L’audit souligne aussi l’importance des contraintes traditionnelles liées à la hiérarchie. Les membres d’équipage, particulièrement sur les Boeing 744 et 777 et sur les Airbus A330, sont supposés développer leur relationnel avec le commandant de bord lors des pauses. Cela inclut l’obligation de consommer de l’alcool avec lui, même s’ils n’en ont pas envie, ainsi que l’achat et la préparation de repas et l’achat, sur sollicitation, de "cadeaux" pour lui.
Cela provoque un ressentiment considérable de la part des membres d’équipage. Le ressentiment est un facteur substantiel de rupture de la communication à bord et est évidemment un obstacle à toute forme de développement de la synergie dans le cockpit.
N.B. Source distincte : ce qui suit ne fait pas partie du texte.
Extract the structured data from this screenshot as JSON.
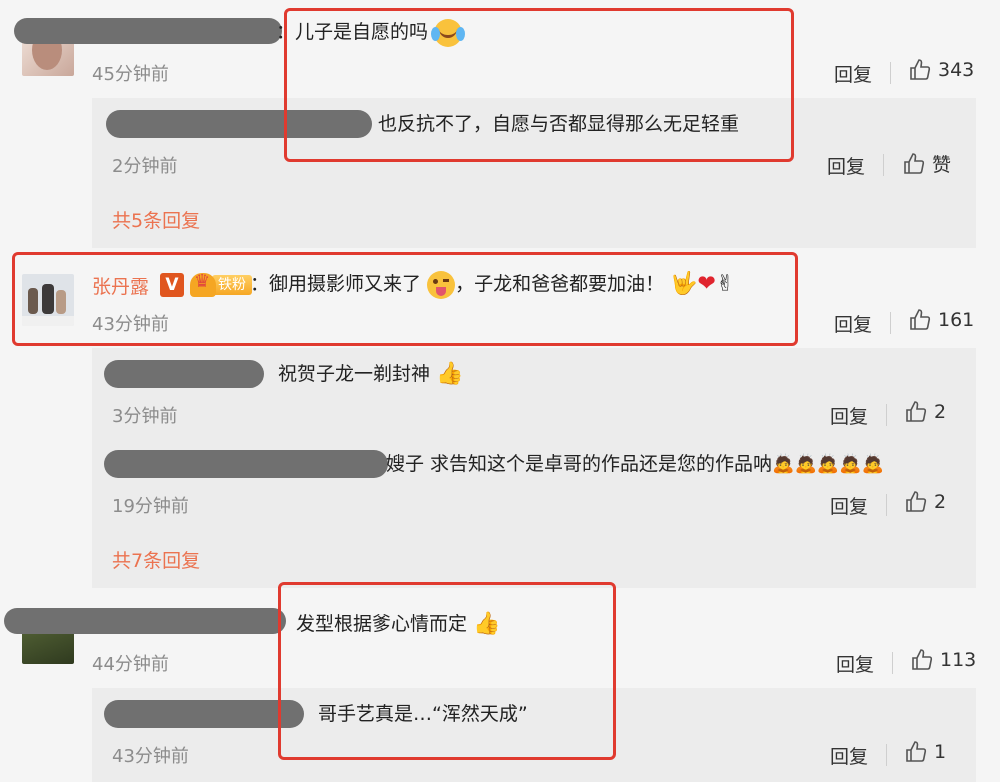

Toute protestation contre de telles exigences a un effet destructeur sur la carrière des membres d’équipage.
L’audit avait aussi relevé l’impossibilité d’exprimer des suggestions au sein de l’organisation, les condamnations systématiques en cas d’erreur, les carrières fondées sur les relations et non le mérite, enfin le cloisonnement des activités dans le cockpit, notamment l’absence de contrôles croisés (cross-checking) et de suivis en arrière-plan du pilote aux commandes par le ou les autres membres de l’équipage (monitoring).
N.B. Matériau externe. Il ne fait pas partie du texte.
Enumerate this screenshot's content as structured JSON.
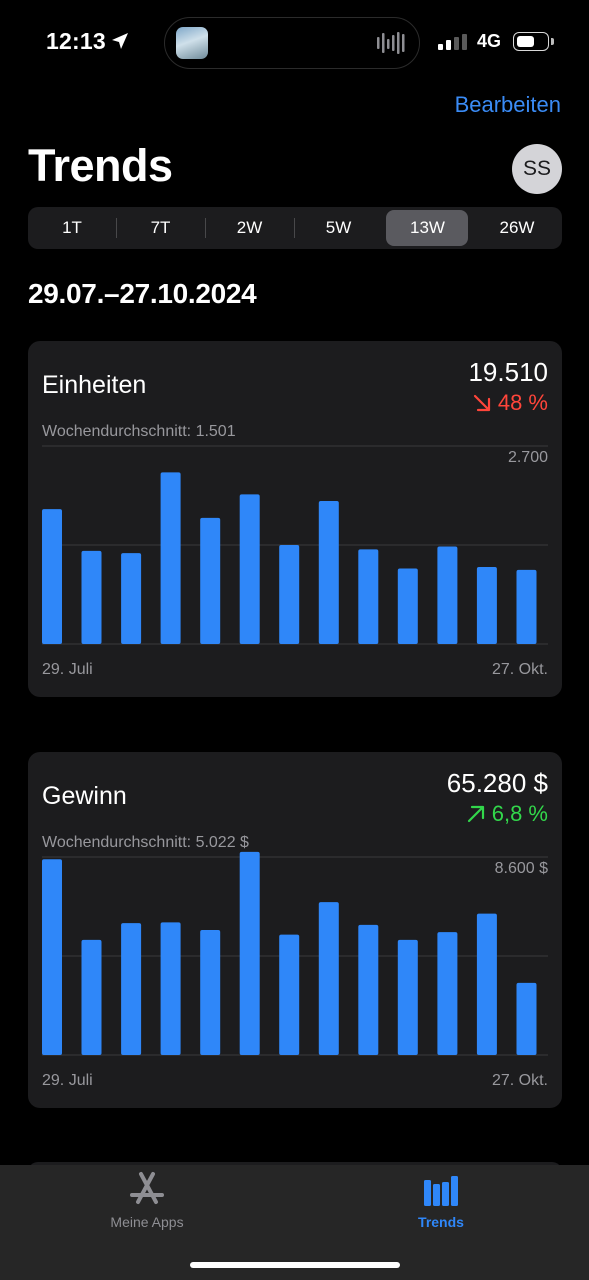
{
  "status_bar": {
    "time": "12:13",
    "network": "4G"
  },
  "header": {
    "edit_label": "Bearbeiten",
    "title": "Trends",
    "avatar_initials": "SS"
  },
  "segmented": {
    "options": [
      "1T",
      "7T",
      "2W",
      "5W",
      "13W",
      "26W"
    ],
    "selected": "13W"
  },
  "date_range": "29.07.–27.10.2024",
  "cards": [
    {
      "title": "Einheiten",
      "total": "19.510",
      "change": "48 %",
      "change_direction": "down",
      "average": "Wochendurchschnitt: 1.501",
      "max_label": "2.700",
      "x_start": "29. Juli",
      "x_end": "27. Okt."
    },
    {
      "title": "Gewinn",
      "total": "65.280 $",
      "change": "6,8 %",
      "change_direction": "up",
      "average": "Wochendurchschnitt: 5.022 $",
      "max_label": "8.600 $",
      "x_start": "29. Juli",
      "x_end": "27. Okt."
    }
  ],
  "chart_data": [
    {
      "type": "bar",
      "title": "Einheiten",
      "ylim": [
        0,
        2700
      ],
      "grid": true,
      "values": [
        1840,
        1270,
        1240,
        2340,
        1720,
        2040,
        1350,
        1950,
        1290,
        1030,
        1330,
        1050,
        1010
      ]
    },
    {
      "type": "bar",
      "title": "Gewinn",
      "ylim": [
        0,
        8600
      ],
      "grid": true,
      "values": [
        8500,
        5000,
        5730,
        5760,
        5430,
        8820,
        5230,
        6640,
        5650,
        5000,
        5340,
        6140,
        3130
      ]
    }
  ],
  "tabbar": {
    "items": [
      {
        "label": "Meine Apps",
        "icon": "appstore-icon",
        "active": false
      },
      {
        "label": "Trends",
        "icon": "trends-bars-icon",
        "active": true
      }
    ]
  },
  "colors": {
    "accent": "#3a8bf5",
    "bar": "#2f87f9",
    "negative": "#ff453a",
    "positive": "#32d74b",
    "card": "#1c1c1e"
  }
}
Des facteurs culturels et organisationnels tels que la tradition asiatique, l’origine militaire du personnel et la nature patriarcale de l’entreprise expliquent tous ces dysfonctionnements. Au début des années 2000, Korean Air, traumatisée, a pris un virage à 180°. Sous l’impulsion du fils du fondateur, formé aux États-Unis, et d’un directeur général des opérations américain, elle a modernisé radicalement son fonctionnement humain sur la base des standards des meilleures compagnies aériennes mondiales : formation aux facteurs humains, promotion au mérite, priorité aux communications, principe de nonpunition des erreurs, corrections systématiques des déviations par rapport aux procédures.
Aujourd’hui, Korean Air est classée dans le groupe des compagnies aériennes les plus sûres par l’organisme indépendant de notation Securvol. Elle compte parmi les membres fondateurs, en 2000, de l’alliance Skyteam.